Можно позавидовать такому семейному счастью. Но есть ли оно на самом деле, это счастье? Можно ли назвать счастьем отношения Ивана и Насти Ожигаловых, их закабаленную детьми и недостатками жизнь?
Какое будет собственное счастье у Николая? Растворится ли оно в многочисленных общественных обязанностях, будет ли ощущаться временами, в отдельные часы и минуты, или сконцентрируется в его жизни как нечто ощутимое не только одним сознанием, а всем его существом? Два освещенных окна, силуэт женщины за занавеской, постоянство, забота, отдых после труда, направленного на благо всех. В комсомоле смеются над канарейкой и уютом, хотя большинство не представляет себе, что же это такое, семейный уют, и ополчается на нераспознанного врага. Отто встретит женщина в мягком халате, с теплыми плечами. Но, вероятно, и Отто ценит в любви не только прыгающую крышку чайника.
С такими думами Николай переступил порог своего холостяцкого жилья. Открывшая ему дверь Настя захлопотала, быстро наладила керосинку. Пока за слюдяным оконцем мигал огонек, рассказала о своих заботах: старшенького «прихватило» (игрался с «немчатами», промок), напоила его малиной; младшенькому сменила вторую рубашонку.
Пили чай в прихожей, на табуретке, закусывали холодными пирожками с картошкой.
— Вы, Коля, не стесняйтесь, когда чего нужно, пожалуйста, — уговаривала Настенька и приподнимала брови.

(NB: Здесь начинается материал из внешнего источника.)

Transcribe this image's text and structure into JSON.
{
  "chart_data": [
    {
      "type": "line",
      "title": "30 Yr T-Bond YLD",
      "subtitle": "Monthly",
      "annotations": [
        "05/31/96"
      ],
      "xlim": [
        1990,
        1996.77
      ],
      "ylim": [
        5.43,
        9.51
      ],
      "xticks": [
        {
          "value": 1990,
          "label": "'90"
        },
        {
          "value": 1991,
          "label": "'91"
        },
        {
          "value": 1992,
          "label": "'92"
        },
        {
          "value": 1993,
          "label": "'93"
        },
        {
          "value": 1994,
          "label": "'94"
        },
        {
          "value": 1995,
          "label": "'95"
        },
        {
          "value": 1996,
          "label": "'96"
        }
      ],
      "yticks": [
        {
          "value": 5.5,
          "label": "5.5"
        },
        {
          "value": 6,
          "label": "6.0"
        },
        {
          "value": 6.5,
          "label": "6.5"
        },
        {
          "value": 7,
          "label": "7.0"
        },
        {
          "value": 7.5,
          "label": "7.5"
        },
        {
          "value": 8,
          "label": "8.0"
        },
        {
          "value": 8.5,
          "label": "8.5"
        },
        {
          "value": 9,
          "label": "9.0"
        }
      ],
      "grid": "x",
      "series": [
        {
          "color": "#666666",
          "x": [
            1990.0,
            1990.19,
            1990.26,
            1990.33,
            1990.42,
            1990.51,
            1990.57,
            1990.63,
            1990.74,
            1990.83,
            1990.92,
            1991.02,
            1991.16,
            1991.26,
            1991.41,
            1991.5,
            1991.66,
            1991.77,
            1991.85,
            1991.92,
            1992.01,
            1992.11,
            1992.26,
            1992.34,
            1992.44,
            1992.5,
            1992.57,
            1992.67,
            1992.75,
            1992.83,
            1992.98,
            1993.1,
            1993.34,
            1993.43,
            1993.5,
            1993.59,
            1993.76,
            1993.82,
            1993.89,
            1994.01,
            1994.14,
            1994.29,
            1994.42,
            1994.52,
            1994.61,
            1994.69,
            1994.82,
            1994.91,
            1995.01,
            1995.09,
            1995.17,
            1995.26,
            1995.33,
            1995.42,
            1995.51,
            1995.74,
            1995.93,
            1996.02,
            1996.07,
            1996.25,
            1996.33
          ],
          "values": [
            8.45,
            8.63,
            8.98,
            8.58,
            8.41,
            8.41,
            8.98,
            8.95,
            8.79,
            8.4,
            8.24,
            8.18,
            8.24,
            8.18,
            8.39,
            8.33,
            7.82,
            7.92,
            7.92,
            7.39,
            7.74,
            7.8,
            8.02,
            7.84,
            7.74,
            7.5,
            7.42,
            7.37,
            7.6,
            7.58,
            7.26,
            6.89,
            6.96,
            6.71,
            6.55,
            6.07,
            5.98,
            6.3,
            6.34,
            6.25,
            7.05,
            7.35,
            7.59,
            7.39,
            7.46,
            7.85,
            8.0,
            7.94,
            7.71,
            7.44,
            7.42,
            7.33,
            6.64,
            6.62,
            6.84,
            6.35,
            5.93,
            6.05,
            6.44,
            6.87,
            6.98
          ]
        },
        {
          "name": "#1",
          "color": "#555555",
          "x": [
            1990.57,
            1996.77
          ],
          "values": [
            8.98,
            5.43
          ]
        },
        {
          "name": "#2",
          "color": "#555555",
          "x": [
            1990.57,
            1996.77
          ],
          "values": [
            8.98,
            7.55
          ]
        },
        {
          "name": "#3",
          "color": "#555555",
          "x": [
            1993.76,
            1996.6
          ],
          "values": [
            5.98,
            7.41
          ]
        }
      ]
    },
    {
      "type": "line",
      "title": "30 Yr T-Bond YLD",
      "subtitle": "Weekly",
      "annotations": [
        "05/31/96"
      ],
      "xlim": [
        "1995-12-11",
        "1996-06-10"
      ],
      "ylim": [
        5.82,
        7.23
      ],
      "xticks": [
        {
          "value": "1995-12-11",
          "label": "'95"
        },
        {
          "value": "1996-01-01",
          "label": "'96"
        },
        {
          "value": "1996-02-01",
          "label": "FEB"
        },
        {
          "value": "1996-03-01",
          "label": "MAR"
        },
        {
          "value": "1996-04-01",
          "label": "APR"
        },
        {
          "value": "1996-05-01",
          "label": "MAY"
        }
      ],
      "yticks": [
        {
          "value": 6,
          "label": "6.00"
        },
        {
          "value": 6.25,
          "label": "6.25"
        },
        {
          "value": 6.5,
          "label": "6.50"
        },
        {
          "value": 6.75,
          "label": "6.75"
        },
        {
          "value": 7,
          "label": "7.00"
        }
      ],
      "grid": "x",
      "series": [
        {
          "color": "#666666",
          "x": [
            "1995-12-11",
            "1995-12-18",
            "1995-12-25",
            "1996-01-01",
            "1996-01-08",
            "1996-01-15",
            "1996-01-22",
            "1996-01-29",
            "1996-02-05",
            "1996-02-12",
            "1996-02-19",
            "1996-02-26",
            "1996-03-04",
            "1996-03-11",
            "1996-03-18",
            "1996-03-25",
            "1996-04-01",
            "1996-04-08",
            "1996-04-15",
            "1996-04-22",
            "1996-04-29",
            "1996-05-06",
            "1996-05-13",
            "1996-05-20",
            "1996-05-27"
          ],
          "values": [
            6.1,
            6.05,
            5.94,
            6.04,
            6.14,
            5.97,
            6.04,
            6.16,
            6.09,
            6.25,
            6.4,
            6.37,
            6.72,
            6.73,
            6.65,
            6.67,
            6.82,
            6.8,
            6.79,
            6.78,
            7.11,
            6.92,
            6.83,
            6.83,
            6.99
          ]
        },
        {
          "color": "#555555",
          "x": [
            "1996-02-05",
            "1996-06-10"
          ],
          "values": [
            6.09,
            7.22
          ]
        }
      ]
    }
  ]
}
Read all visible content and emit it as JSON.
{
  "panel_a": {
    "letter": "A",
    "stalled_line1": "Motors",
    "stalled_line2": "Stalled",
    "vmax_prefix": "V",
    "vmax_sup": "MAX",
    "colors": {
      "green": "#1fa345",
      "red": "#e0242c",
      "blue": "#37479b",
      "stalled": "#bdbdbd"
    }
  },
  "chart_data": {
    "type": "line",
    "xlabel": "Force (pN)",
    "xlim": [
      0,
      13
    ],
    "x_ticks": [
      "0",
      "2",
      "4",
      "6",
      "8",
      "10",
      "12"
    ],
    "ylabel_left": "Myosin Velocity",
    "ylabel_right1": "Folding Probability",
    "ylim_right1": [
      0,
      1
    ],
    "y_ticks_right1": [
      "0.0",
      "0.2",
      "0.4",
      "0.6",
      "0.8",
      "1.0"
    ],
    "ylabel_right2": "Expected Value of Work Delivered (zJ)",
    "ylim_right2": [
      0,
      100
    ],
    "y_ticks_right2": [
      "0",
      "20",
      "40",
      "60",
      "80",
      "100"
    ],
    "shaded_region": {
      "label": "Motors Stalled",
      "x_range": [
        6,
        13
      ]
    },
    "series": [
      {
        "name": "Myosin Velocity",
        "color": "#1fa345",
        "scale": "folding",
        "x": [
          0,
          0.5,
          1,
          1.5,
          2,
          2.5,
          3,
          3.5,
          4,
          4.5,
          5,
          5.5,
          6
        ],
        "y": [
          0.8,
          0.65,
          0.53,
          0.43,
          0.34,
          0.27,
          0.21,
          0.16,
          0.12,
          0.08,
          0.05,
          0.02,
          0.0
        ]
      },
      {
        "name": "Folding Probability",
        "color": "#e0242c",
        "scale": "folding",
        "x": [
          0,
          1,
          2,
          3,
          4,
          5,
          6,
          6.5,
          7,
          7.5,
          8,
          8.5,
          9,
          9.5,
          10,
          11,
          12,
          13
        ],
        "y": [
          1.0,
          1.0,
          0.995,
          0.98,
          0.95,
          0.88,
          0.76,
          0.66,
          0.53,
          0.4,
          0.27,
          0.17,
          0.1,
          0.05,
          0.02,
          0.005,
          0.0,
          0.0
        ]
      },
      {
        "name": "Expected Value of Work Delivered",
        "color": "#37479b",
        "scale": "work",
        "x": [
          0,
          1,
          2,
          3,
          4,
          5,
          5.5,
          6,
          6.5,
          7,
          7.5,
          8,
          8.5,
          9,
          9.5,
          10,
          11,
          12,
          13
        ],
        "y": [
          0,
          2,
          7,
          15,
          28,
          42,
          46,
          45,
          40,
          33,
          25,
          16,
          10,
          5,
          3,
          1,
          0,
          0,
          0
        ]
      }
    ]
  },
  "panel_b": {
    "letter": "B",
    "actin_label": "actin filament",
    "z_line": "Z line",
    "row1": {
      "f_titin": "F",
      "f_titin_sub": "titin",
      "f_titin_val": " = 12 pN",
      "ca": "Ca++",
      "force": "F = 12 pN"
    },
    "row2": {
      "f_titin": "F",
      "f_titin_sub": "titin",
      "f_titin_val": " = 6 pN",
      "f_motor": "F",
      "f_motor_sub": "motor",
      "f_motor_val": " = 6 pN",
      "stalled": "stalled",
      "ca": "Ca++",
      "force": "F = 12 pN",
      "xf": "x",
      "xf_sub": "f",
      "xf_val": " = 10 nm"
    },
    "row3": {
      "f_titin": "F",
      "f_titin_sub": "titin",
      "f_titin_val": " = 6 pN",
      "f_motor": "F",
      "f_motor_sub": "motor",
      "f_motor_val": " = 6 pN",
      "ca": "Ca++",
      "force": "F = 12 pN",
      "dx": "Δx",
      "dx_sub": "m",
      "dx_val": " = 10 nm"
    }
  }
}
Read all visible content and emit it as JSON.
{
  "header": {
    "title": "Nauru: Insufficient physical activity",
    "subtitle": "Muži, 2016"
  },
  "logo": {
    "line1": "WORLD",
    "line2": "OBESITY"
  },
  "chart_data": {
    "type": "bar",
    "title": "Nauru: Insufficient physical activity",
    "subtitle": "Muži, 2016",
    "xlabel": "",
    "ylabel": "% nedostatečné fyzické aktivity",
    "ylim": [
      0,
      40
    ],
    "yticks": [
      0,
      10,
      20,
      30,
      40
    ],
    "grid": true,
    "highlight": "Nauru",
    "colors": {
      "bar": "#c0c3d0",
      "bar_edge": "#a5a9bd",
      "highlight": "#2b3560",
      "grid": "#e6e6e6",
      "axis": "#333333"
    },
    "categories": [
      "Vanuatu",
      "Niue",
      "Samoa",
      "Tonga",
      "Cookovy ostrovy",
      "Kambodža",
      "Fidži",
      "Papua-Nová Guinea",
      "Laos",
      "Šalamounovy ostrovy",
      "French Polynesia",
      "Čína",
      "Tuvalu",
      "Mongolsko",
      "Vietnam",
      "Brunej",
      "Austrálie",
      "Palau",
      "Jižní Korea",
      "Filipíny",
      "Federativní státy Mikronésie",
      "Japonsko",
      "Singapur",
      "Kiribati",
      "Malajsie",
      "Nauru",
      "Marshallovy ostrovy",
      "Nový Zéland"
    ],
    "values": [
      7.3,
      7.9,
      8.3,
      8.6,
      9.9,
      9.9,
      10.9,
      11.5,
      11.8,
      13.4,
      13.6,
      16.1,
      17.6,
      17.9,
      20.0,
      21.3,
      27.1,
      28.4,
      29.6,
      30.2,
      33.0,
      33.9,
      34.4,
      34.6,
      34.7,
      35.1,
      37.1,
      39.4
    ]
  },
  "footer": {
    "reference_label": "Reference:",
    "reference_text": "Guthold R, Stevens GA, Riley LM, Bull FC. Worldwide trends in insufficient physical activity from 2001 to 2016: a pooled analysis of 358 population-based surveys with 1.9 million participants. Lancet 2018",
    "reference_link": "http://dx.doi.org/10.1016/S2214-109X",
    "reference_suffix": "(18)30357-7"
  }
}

На лбу собирались морщинки, много их и слишком ранние. Настенька героически дралась со всеми явными и мнимыми опасностями, проникавшими в любую щелочку, как борется большинство женщин; воспитывала двух детей, ждала третьего. И никого не упрекала. Она не отделяла себя от эпохи и все считала своим — и хорошее и плохое. У нее можно было поучиться терпению и нетребовательности.
Если немцам созданы лучшие условия — значит, так нужно. Кто же согласится ехать в чужую страну горе мыкать? Если нашим рабочим еще трудно живется, то кого же винить? «Сами начали, других подтолкнули, самим и до коммунизьма надо дело вести». Она произносила «коммунизьм» и свободно обращалась с этим высоким словом. Казалось, Настя была полноправной хозяйкой всех будущих благ.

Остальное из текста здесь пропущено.